What is the freezing point of a solution that contains 21.1g of urea, CO(NH2)2, in 305mL water, H2O? Assume a density of water of 1.00 g/mL.

2.59 Degrees

To determine the freezing point of a solution, we need to use the equation:

ΔTf = Kf * m

Where:
ΔTf is the change in freezing point
Kf is the freezing point depression constant (molal freezing point constant) of the solvent
m is the molality of the solute (moles of solute per kilogram of solvent)

First, let's calculate the molality (m) using the given data:

1. Calculate the moles of urea (CO(NH2)2):
Moles of urea = (mass of urea) / (molar mass of urea)

The molar mass of urea (CO(NH2)2) can be calculated as:
molar mass of C = 12.01 g/mol
molar mass of O = 16.00 g/mol
molar mass of N = 14.01 g/mol
molar mass of H = 1.01 g/mol

Molar mass of urea = (12.01 * 1) + (16.00 * 1) + (14.01 * 2) + (1.01 * 4)

Calculate the molar mass of urea and convert grams to moles:
Molar mass of urea = (12.01 * 1) + (16.00 * 1) + (14.01 * 2) + (1.01 * 4)

2. Calculate the moles of water (H2O):
Density of water = 1.00 g/mL
Mass of water = volume of water * density of water

Convert mL to grams:
Mass of water = 305 mL * 1.00 g/mL

Convert grams to moles:
Moles of water = (mass of water) / (molar mass of water)

The molar mass of water (H2O) is 18.02 g/mol.

Now, we can calculate the molality (m):

m = (moles of urea) / (kilograms of water)

1. Convert moles of water to kilograms:
Kilograms of water = (mass of water) / 1000

2. Calculate the molality:
m = (moles of urea) / (kilograms of water)

Once we have the molality (m), we can calculate the change in freezing point (ΔTf).

3. Use the molality (m) and the freezing point depression constant (Kf) to calculate ΔTf:
The freezing point depression constant (Kf) for water is -1.86 °C/molal.

ΔTf = Kf * m

Finally, we can calculate the freezing point of the solution.

4. Calculate the freezing point of the solution:
Freezing point of solution = freezing point of pure solvent + ΔTf

The freezing point of pure water is 0 °C.

Let's calculate the freezing point of the solution step-by-step.

To find the freezing point of the solution, we need to use the concept of freezing point depression. The freezing point of a solution is lower than that of the pure solvent due to the presence of solute particles.

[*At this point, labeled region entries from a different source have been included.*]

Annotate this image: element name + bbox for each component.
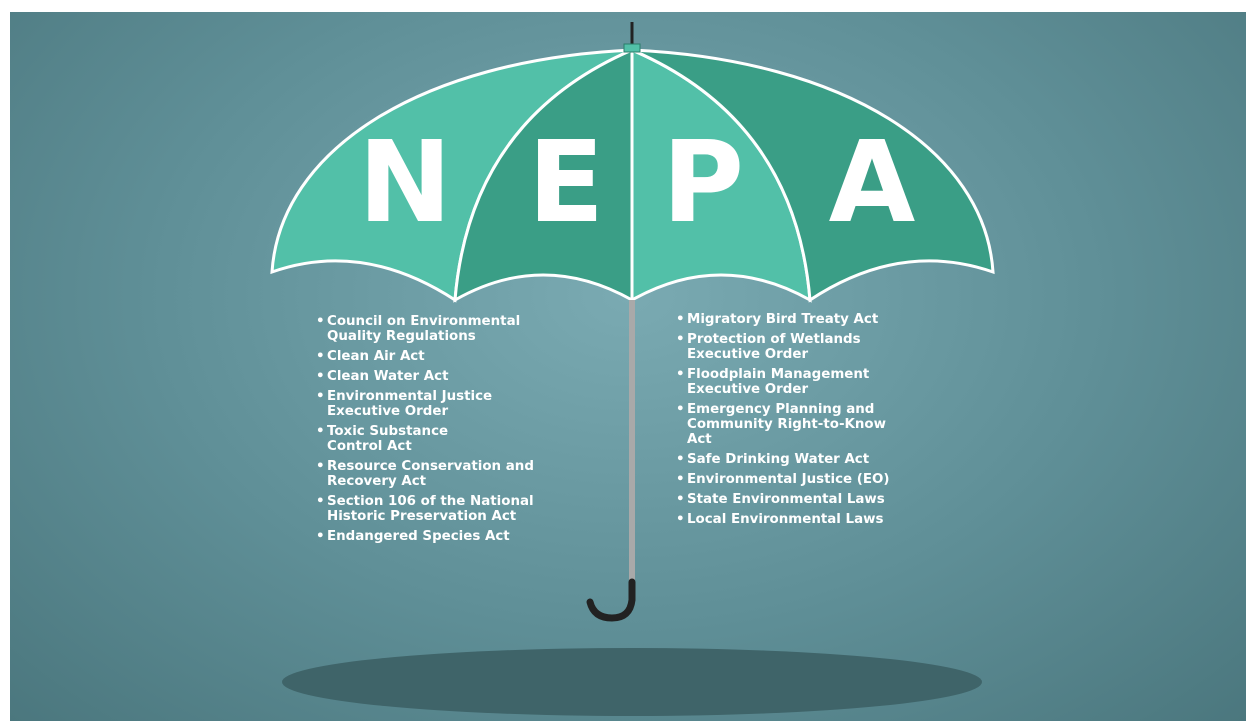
list-item: State Environmental Laws (676, 492, 890, 507)
handle (586, 578, 636, 622)
letter: E (528, 118, 605, 248)
list-item: Local Environmental Laws (676, 512, 890, 527)
list-item: Environmental Justice Executive Order (316, 389, 534, 419)
letter: N (358, 118, 452, 248)
list-item: Environmental Justice (EO) (676, 472, 890, 487)
cap (623, 43, 641, 53)
letter: P (662, 118, 744, 248)
list-item: Safe Drinking Water Act (676, 452, 890, 467)
list-item: Floodplain Management Executive Order (676, 367, 890, 397)
panel (453, 47, 634, 303)
infographic: N E P A Council on Environmental Quality… (10, 12, 1246, 721)
letter: A (829, 118, 916, 248)
list-item: Clean Air Act (316, 349, 534, 364)
list-item: Migratory Bird Treaty Act (676, 312, 890, 327)
list-item: Protection of Wetlands Executive Order (676, 332, 890, 362)
list-item: Endangered Species Act (316, 529, 534, 544)
list-item: Section 106 of the National Historic Pre… (316, 494, 534, 524)
list-item: Clean Water Act (316, 369, 534, 384)
list-item: Toxic Substance Control Act (316, 424, 534, 454)
list-item: Council on Environmental Quality Regulat… (316, 314, 534, 344)
right-list: Migratory Bird Treaty Act Protection of W… (676, 312, 890, 532)
shadow (282, 648, 982, 716)
list-item: Emergency Planning and Community Right-t… (676, 402, 890, 447)
left-list: Council on Environmental Quality Regulat… (316, 314, 534, 549)
umbrella: N E P A (270, 22, 995, 716)
panel (631, 48, 995, 303)
list-item: Resource Conservation and Recovery Act (316, 459, 534, 489)
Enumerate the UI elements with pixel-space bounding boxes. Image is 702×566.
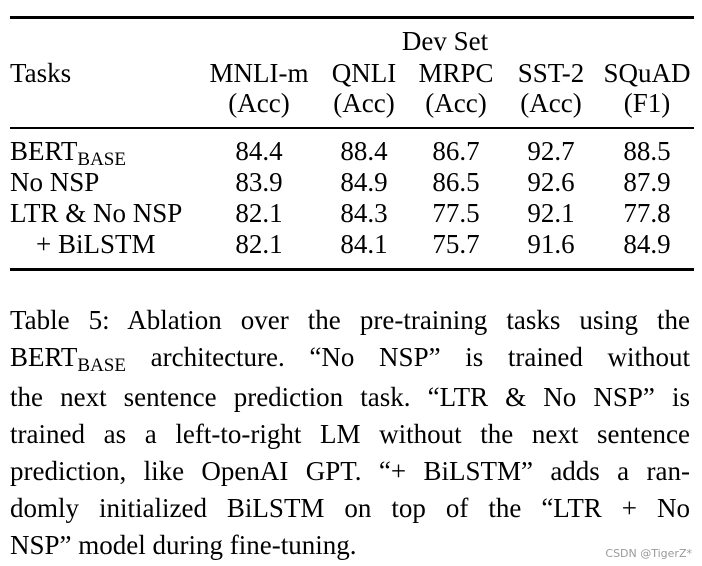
table-cell: 84.3 xyxy=(340,198,388,228)
col-metric-mnli: (Acc) xyxy=(228,88,290,118)
table-cell: 88.4 xyxy=(340,136,388,166)
caption-line: NSP” model during fine-tuning. xyxy=(10,530,357,560)
table-cell: 84.1 xyxy=(340,229,388,259)
col-header-squad: SQuAD xyxy=(603,58,691,88)
caption-line: Table 5: Ablation over the pre-training … xyxy=(10,305,690,335)
row-task-label: BERTBASE xyxy=(10,136,126,170)
col-header-mnli: MNLI-m xyxy=(209,58,309,88)
table-cell: 83.9 xyxy=(235,167,283,197)
bottom-rule xyxy=(10,268,694,271)
table-cell: 87.9 xyxy=(623,167,671,197)
caption-line: prediction, like OpenAI GPT. “+ BiLSTM” … xyxy=(10,456,690,486)
table-cell: 88.5 xyxy=(623,136,671,166)
top-rule xyxy=(10,16,694,19)
caption-line: the next sentence prediction task. “LTR … xyxy=(10,382,690,412)
col-metric-sst2: (Acc) xyxy=(520,88,582,118)
table-cell: 75.7 xyxy=(432,229,480,259)
table-cell: 92.7 xyxy=(527,136,575,166)
table-cell: 84.9 xyxy=(623,229,671,259)
table-cell: 77.8 xyxy=(623,198,671,228)
col-header-mrpc: MRPC xyxy=(418,58,494,88)
col-metric-mrpc: (Acc) xyxy=(425,88,487,118)
table-cell: 82.1 xyxy=(235,229,283,259)
table-cell: 91.6 xyxy=(527,229,575,259)
tasks-header: Tasks xyxy=(10,58,72,88)
table-cell: 86.7 xyxy=(432,136,480,166)
table-cell: 82.1 xyxy=(235,198,283,228)
col-header-qnli: QNLI xyxy=(331,58,397,88)
col-header-sst2: SST-2 xyxy=(517,58,585,88)
table-cell: 84.4 xyxy=(235,136,283,166)
header-rule xyxy=(10,127,694,129)
table-caption: Table 5: Ablation over the pre-training … xyxy=(10,302,690,564)
caption-line: BERTBASE architecture. “No NSP” is train… xyxy=(10,342,690,376)
table-cell: 77.5 xyxy=(432,198,480,228)
watermark: CSDN @TigerZ* xyxy=(605,547,692,560)
table-cell: 92.1 xyxy=(527,198,575,228)
caption-line: domly initialized BiLSTM on top of the “… xyxy=(10,493,690,523)
table-cell: 84.9 xyxy=(340,167,388,197)
row-task-label: + BiLSTM xyxy=(36,229,156,259)
dev-set-header: Dev Set xyxy=(401,26,489,56)
row-task-label: LTR & No NSP xyxy=(10,198,183,228)
col-metric-qnli: (Acc) xyxy=(333,88,395,118)
table-cell: 86.5 xyxy=(432,167,480,197)
caption-line: trained as a left-to-right LM without th… xyxy=(10,419,690,449)
col-metric-squad: (F1) xyxy=(623,88,671,118)
table-cell: 92.6 xyxy=(527,167,575,197)
row-task-label: No NSP xyxy=(10,167,100,197)
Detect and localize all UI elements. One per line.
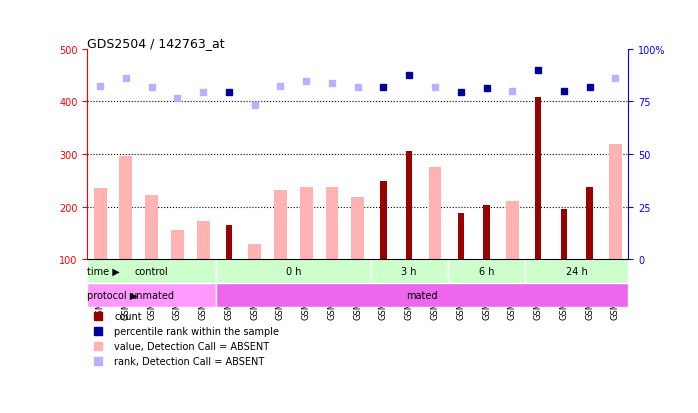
Bar: [483, 206, 490, 259]
Text: 3 h: 3 h: [401, 266, 417, 277]
FancyBboxPatch shape: [216, 259, 371, 284]
FancyBboxPatch shape: [525, 259, 628, 284]
Text: rank, Detection Call = ABSENT: rank, Detection Call = ABSENT: [114, 356, 265, 367]
Bar: [171, 231, 184, 259]
Bar: [94, 189, 107, 259]
Text: protocol ▶: protocol ▶: [87, 291, 138, 301]
Text: mated: mated: [406, 291, 438, 301]
Bar: [380, 182, 387, 259]
Bar: [248, 245, 261, 259]
Text: count: count: [114, 311, 142, 322]
FancyBboxPatch shape: [371, 259, 448, 284]
Bar: [325, 187, 339, 259]
Bar: [506, 202, 519, 259]
Text: GDS2504 / 142763_at: GDS2504 / 142763_at: [87, 37, 225, 50]
Text: control: control: [135, 266, 168, 277]
Bar: [406, 152, 413, 259]
Bar: [274, 190, 287, 259]
Bar: [535, 98, 541, 259]
FancyBboxPatch shape: [216, 284, 628, 308]
Bar: [429, 168, 441, 259]
Text: 24 h: 24 h: [566, 266, 588, 277]
Bar: [609, 145, 622, 259]
Bar: [299, 187, 313, 259]
Bar: [586, 187, 593, 259]
Text: 0 h: 0 h: [285, 266, 301, 277]
FancyBboxPatch shape: [87, 259, 216, 284]
Bar: [197, 221, 209, 259]
Bar: [225, 225, 232, 259]
Text: value, Detection Call = ABSENT: value, Detection Call = ABSENT: [114, 342, 269, 351]
Text: time ▶: time ▶: [87, 266, 120, 277]
Bar: [560, 210, 567, 259]
FancyBboxPatch shape: [87, 284, 216, 308]
Bar: [458, 214, 464, 259]
Text: percentile rank within the sample: percentile rank within the sample: [114, 327, 279, 337]
Bar: [145, 195, 158, 259]
Text: unmated: unmated: [130, 291, 174, 301]
Text: 6 h: 6 h: [479, 266, 494, 277]
FancyBboxPatch shape: [448, 259, 525, 284]
Bar: [119, 157, 133, 259]
Bar: [351, 197, 364, 259]
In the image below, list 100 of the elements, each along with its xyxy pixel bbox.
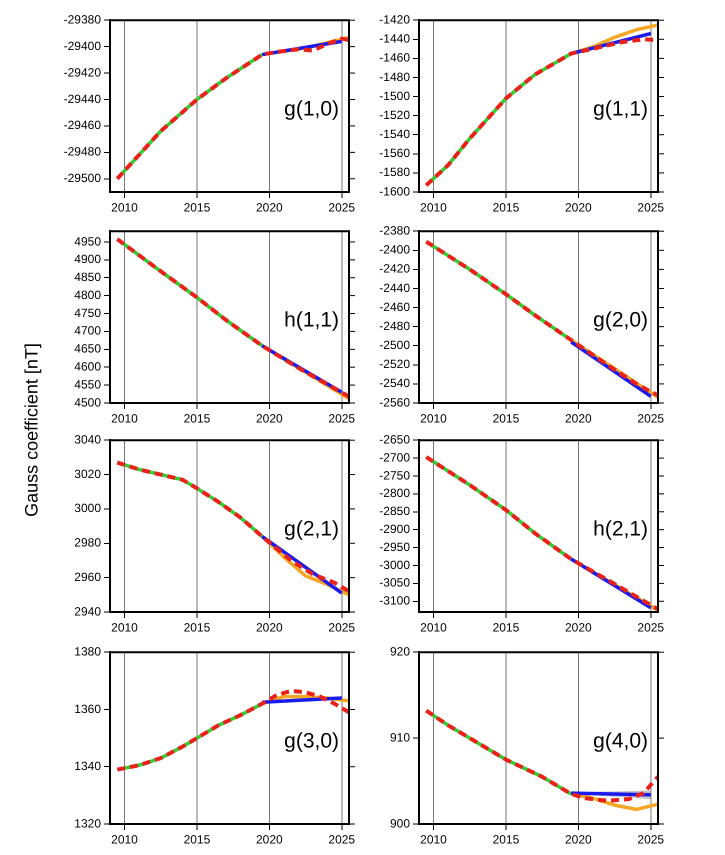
y-tick-label: 2960 [74, 570, 102, 584]
x-tick-label: 2015 [492, 832, 520, 847]
y-tick-label: 4500 [74, 395, 102, 410]
y-tick-label: -1440 [379, 32, 410, 46]
y-tick-label: 4950 [74, 234, 102, 248]
y-tick-label: 1360 [74, 702, 102, 716]
y-tick-label: -3100 [379, 594, 410, 608]
x-tick-label: 2025 [328, 412, 356, 426]
y-tick-label: -29420 [64, 65, 102, 80]
line-series [115, 460, 349, 594]
line-series [424, 708, 658, 803]
line-series [424, 455, 658, 612]
y-tick-label: -29480 [64, 144, 102, 159]
y-tick-label: 910 [390, 730, 410, 744]
x-tick-label: 2025 [637, 620, 664, 635]
x-tick-label: 2010 [420, 200, 448, 215]
y-tick-label: -2520 [379, 357, 410, 372]
x-tick-label: 2020 [256, 200, 284, 215]
annotation: g(2,0) [593, 308, 648, 332]
x-tick-label: 2010 [111, 200, 138, 215]
x-tick-label: 2025 [328, 200, 356, 215]
x-tick-label: 2020 [256, 620, 284, 635]
y-tick-label: -1480 [379, 70, 410, 84]
y-tick-label: -2480 [379, 318, 410, 333]
x-tick-label: 2025 [328, 620, 356, 635]
y-tick-label: -1420 [379, 12, 410, 27]
x-tick-label: 2020 [256, 832, 284, 847]
annotation: g(4,0) [593, 729, 648, 752]
x-tick-label: 2020 [564, 412, 592, 426]
x-tick-label: 2010 [111, 412, 138, 426]
y-tick-label: -2900 [379, 522, 410, 536]
annotation: h(2,1) [593, 517, 648, 540]
y-tick-label: -2950 [379, 540, 410, 554]
x-tick-label: 2020 [564, 200, 592, 215]
line-series [115, 237, 349, 399]
y-tick-label: 4800 [74, 288, 102, 302]
y-tick-label: 3040 [74, 432, 102, 447]
y-tick-label: -2700 [379, 450, 410, 464]
y-tick-label: -2500 [379, 338, 410, 352]
y-tick-label: 1380 [74, 644, 102, 659]
x-tick-label: 2015 [184, 200, 211, 215]
x-tick-label: 2015 [184, 620, 211, 635]
x-tick-label: 2015 [492, 200, 520, 215]
y-tick-label: 3020 [74, 466, 102, 481]
y-tick-label: -29400 [64, 38, 102, 53]
y-tick-label: -2750 [379, 468, 410, 482]
annotation: g(1,0) [284, 97, 339, 120]
y-tick-label: 3000 [74, 501, 102, 516]
annotation: g(3,0) [284, 729, 339, 752]
x-tick-label: 2015 [184, 412, 211, 426]
y-tick-label: 4750 [74, 306, 102, 320]
line-series [115, 688, 349, 772]
annotation: g(1,1) [593, 97, 648, 120]
y-tick-label: -1460 [379, 50, 410, 65]
y-tick-label: -1580 [379, 165, 410, 180]
annotation: g(2,1) [284, 517, 339, 540]
line-series [115, 36, 349, 181]
y-tick-label: -1560 [379, 146, 410, 160]
y-tick-label: 1320 [74, 816, 102, 830]
y-tick-label: 2980 [74, 536, 102, 550]
x-tick-label: 2025 [637, 832, 664, 847]
y-tick-label: -2420 [379, 262, 410, 276]
y-tick-label: 4650 [74, 342, 102, 356]
y-tick-label: -1500 [379, 88, 410, 103]
y-tick-label: -2850 [379, 504, 410, 518]
line-series [424, 240, 658, 398]
x-tick-label: 2020 [256, 412, 284, 426]
y-tick-label: -2800 [379, 486, 410, 500]
x-tick-label: 2010 [420, 412, 448, 426]
y-tick-label: -3000 [379, 558, 410, 572]
y-tick-label: -2650 [379, 432, 410, 447]
x-tick-label: 2020 [564, 832, 592, 847]
y-tick-label: -29440 [64, 92, 102, 106]
y-tick-label: -2400 [379, 242, 410, 257]
x-tick-label: 2025 [328, 832, 356, 847]
y-tick-label: 4700 [74, 324, 102, 338]
y-tick-label: 900 [390, 816, 410, 830]
x-tick-label: 2015 [492, 412, 520, 426]
x-tick-label: 2010 [420, 832, 448, 847]
x-tick-label: 2025 [637, 200, 664, 215]
x-tick-label: 2010 [111, 832, 138, 847]
annotation: h(1,1) [284, 308, 339, 332]
y-axis-title: Gauss coefficient [nT] [22, 343, 42, 517]
x-tick-label: 2010 [420, 620, 448, 635]
y-tick-label: -2460 [379, 300, 410, 314]
y-tick-label: 4600 [74, 360, 102, 374]
y-tick-label: -29500 [64, 171, 102, 186]
y-tick-label: 920 [390, 644, 410, 659]
y-tick-label: 1340 [74, 759, 102, 774]
y-tick-label: -1600 [379, 184, 410, 198]
y-tick-label: -3050 [379, 576, 410, 590]
y-tick-label: -1540 [379, 127, 410, 142]
y-tick-label: -2380 [379, 224, 410, 238]
x-tick-label: 2025 [637, 412, 664, 426]
y-tick-label: 4850 [74, 270, 102, 284]
y-tick-label: -2560 [379, 395, 410, 410]
x-tick-label: 2015 [184, 832, 211, 847]
x-tick-label: 2020 [564, 620, 592, 635]
x-tick-label: 2010 [111, 620, 138, 635]
y-tick-label: -29460 [64, 118, 102, 132]
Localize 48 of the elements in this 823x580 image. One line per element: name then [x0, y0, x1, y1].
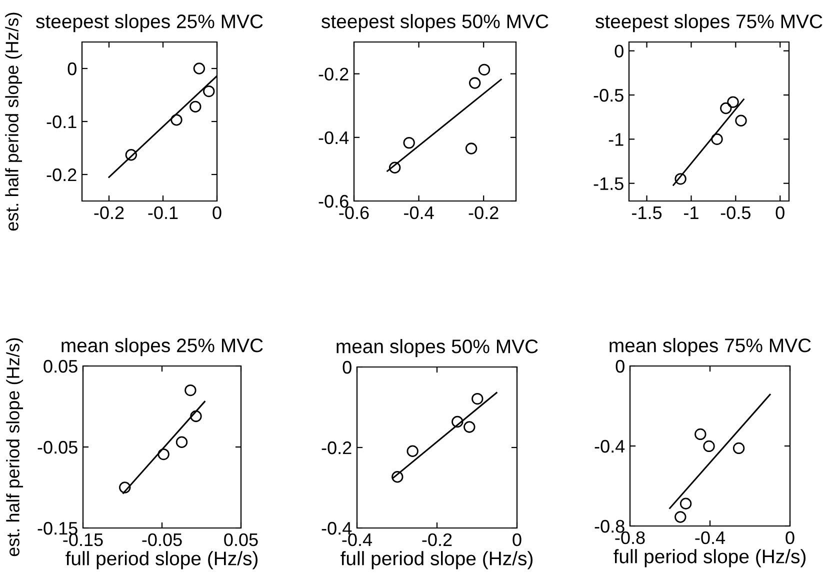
- y-tick-label: -1: [608, 133, 624, 146]
- chart-title: steepest slopes 50% MVC: [322, 14, 548, 32]
- x-tick-label: -0.4: [342, 533, 372, 546]
- x-tick-label: -0.2: [94, 206, 124, 220]
- x-tick-label: 0: [786, 531, 794, 544]
- y-tick-label: -0.05: [38, 440, 78, 454]
- x-tick-label: -0.6: [339, 206, 369, 220]
- x-tick-label: 0.05: [224, 533, 258, 546]
- x-tick-label: -0.4: [404, 206, 434, 220]
- x-tick-label: -0.15: [63, 533, 103, 546]
- x-axis-title: full period slope (Hz/s): [614, 549, 806, 568]
- x-axis-title: full period slope (Hz/s): [66, 551, 258, 570]
- y-tick-label: -0.2: [322, 441, 352, 454]
- x-tick-label: -0.1: [148, 206, 178, 220]
- y-tick-label: -0.2: [318, 68, 348, 81]
- y-tick-label: -0.15: [38, 522, 78, 535]
- y-tick-label: -0.4: [594, 440, 625, 453]
- chart-title: mean slopes 25% MVC: [62, 338, 263, 356]
- y-axis-title: est. half period slope (Hz/s): [6, 338, 23, 556]
- y-tick-label: -0.4: [318, 131, 349, 144]
- y-tick-label: -0.2: [46, 168, 76, 182]
- x-tick-label: -1.5: [632, 206, 662, 220]
- chart-title: steepest slopes 25% MVC: [36, 14, 263, 32]
- y-tick-label: 0: [616, 360, 624, 373]
- chart-title: mean slopes 75% MVC: [610, 338, 811, 356]
- y-tick-label: 0.05: [44, 360, 78, 373]
- x-tick-label: -0.4: [695, 531, 726, 544]
- y-tick-label: 0: [68, 62, 76, 76]
- y-tick-label: 0: [614, 44, 624, 58]
- x-axis-title: full period slope (Hz/s): [340, 551, 533, 570]
- y-tick-label: -0.4: [322, 522, 352, 535]
- y-tick-label: -0.5: [594, 88, 624, 102]
- x-tick-label: -0.2: [468, 206, 498, 220]
- x-tick-label: 0: [212, 206, 222, 220]
- y-tick-label: 0: [342, 360, 352, 374]
- x-tick-label: 0: [512, 533, 522, 546]
- x-tick-label: 0: [776, 206, 784, 220]
- x-tick-label: -0.05: [142, 533, 182, 546]
- y-tick-label: -0.8: [594, 520, 624, 533]
- y-tick-label: -1.5: [594, 177, 624, 190]
- x-tick-label: -0.2: [422, 533, 452, 546]
- chart-title: mean slopes 50% MVC: [336, 339, 538, 358]
- y-axis-title: est. half period slope (Hz/s): [5, 12, 22, 231]
- chart-title: steepest slopes 75% MVC: [596, 14, 822, 32]
- x-tick-label: -1: [684, 206, 698, 219]
- x-tick-label: -0.5: [720, 206, 750, 220]
- y-tick-label: -0.1: [46, 115, 76, 128]
- y-tick-label: -0.6: [318, 194, 348, 208]
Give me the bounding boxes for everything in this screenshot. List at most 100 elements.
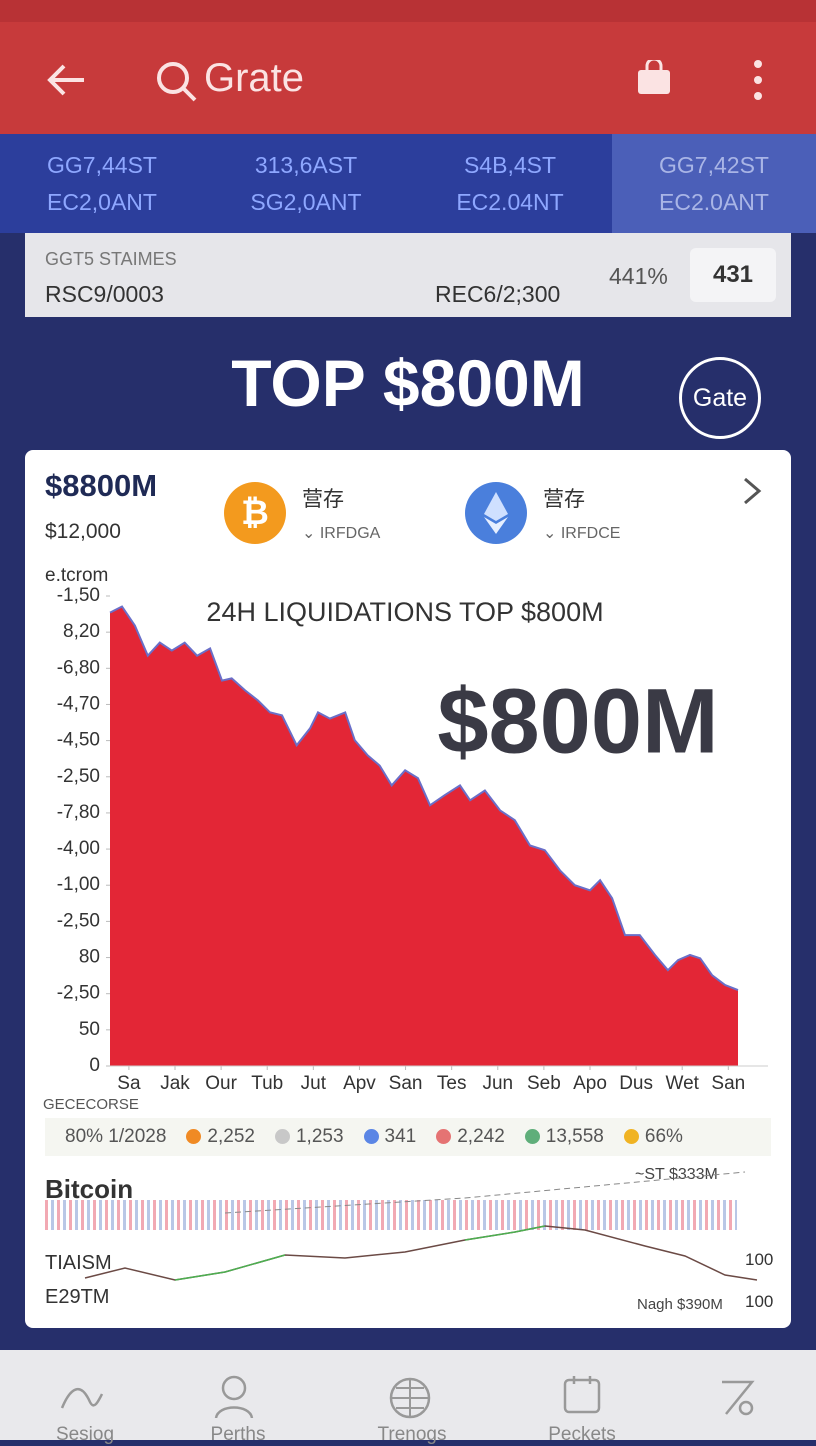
mini-top-right: ~ST $333M [635,1166,718,1183]
status-bar [0,0,816,22]
search-icon[interactable] [155,60,199,104]
nav-icon[interactable] [562,1374,602,1416]
legend-dot [363,1129,379,1144]
x-tick-label: Dus [619,1073,653,1094]
legend-text: 341 [384,1126,417,1147]
bag-icon[interactable] [636,60,672,96]
header-title: Grate [204,56,305,100]
x-tick-label: Jun [482,1073,513,1094]
ticker-line: SG2,0ANT [250,188,362,215]
legend-item: 1,253 [274,1126,344,1148]
legend-item: 2,252 [186,1126,255,1148]
mini-volume-bars [45,1200,737,1230]
coin-code[interactable]: ⌄ IRFDGA [302,525,381,542]
x-tick-label: Jut [301,1073,327,1094]
y-tick-label: -4,50 [57,730,100,751]
legend-lead: 80% 1/2028 [65,1126,167,1147]
legend-dot [623,1129,639,1144]
nav-label[interactable]: Perths [210,1424,266,1445]
legend-text: 1,253 [295,1126,344,1147]
mini-label: TIAISM [45,1252,112,1274]
chevron-right[interactable] [741,476,765,506]
ticker-line: EC2.04NT [456,188,564,215]
legend-item: 13,558 [524,1126,604,1148]
summary-badge[interactable]: 431 [690,248,776,302]
x-tick-label: Our [205,1073,237,1094]
nav-icon[interactable] [718,1378,758,1418]
y-tick-label: -2,50 [57,910,100,931]
y-tick-label: 50 [79,1019,100,1040]
ticker-line: GG7,44ST [47,151,157,178]
nav-icon[interactable] [60,1382,104,1412]
x-tick-label: Seb [527,1073,561,1094]
legend-dot [436,1129,452,1144]
app-header [0,22,816,134]
coin-name: 营存 [543,488,585,511]
legend-item: 66% [623,1126,683,1148]
x-tick-label: Apo [573,1073,607,1094]
y-tick-label: 8,20 [63,621,100,642]
nav-label[interactable]: Trenogs [377,1424,447,1445]
legend-title: GECECORSE [43,1096,139,1113]
y-tick-label: -2,50 [57,983,100,1004]
ticker[interactable]: GG7,42ST EC2.0ANT [612,134,816,233]
nav-icon[interactable] [212,1374,256,1418]
area [110,606,738,1066]
x-tick-label: San [389,1073,423,1094]
legend-dot [274,1129,290,1144]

First, we need to calculate the molality (m) of the solution, which is defined as moles of solute per kilogram of solvent.
Given that the mass of urea is 21.1 g and the volume of water is 305 mL (which is equal to 305 grams due to the given density of 1.00 g/mL), we can calculate the moles of urea using its molar mass of 60.06 g/mol.

moles of urea = mass of urea / molar mass of urea
= 21.1 g / 60.06 g/mol
= 0.35 mol

Next, we need to calculate the mass of water in kilograms.

mass of water = volume of water x density of water
= 305 g

Finally, we can calculate the molality of the solution.

molality (m) = moles of solute / mass of solvent (in kg)
= 0.35 mol / (305 g / 1000)
= 1.15 mol/kg

Now we can use the freezing point depression formula to find the freezing point of the solution.
The freezing point depression (∆Tf) is given by:

∆Tf = Kf x m

Where Kf is the molal freezing point depression constant, which is specific to the solvent. For water, its value is 1.86 °C/m. Substitute the value of ∆Tf and solve for the freezing point.

Freezing point = freezing point of the solvent - ∆Tf

The freezing point of pure water is 0 °C, so we can substitute this value into the equation.

Freezing point = 0 °C - ∆Tf
= 0 °C - (1.86 °C/m x 1.15 mol/kg)
= 0 °C - 2.139 °C
≈ -2.14 °C

Therefore, the freezing point of the solution containing 21.1 g of urea in 305 mL of water is approximately -2.14 °C.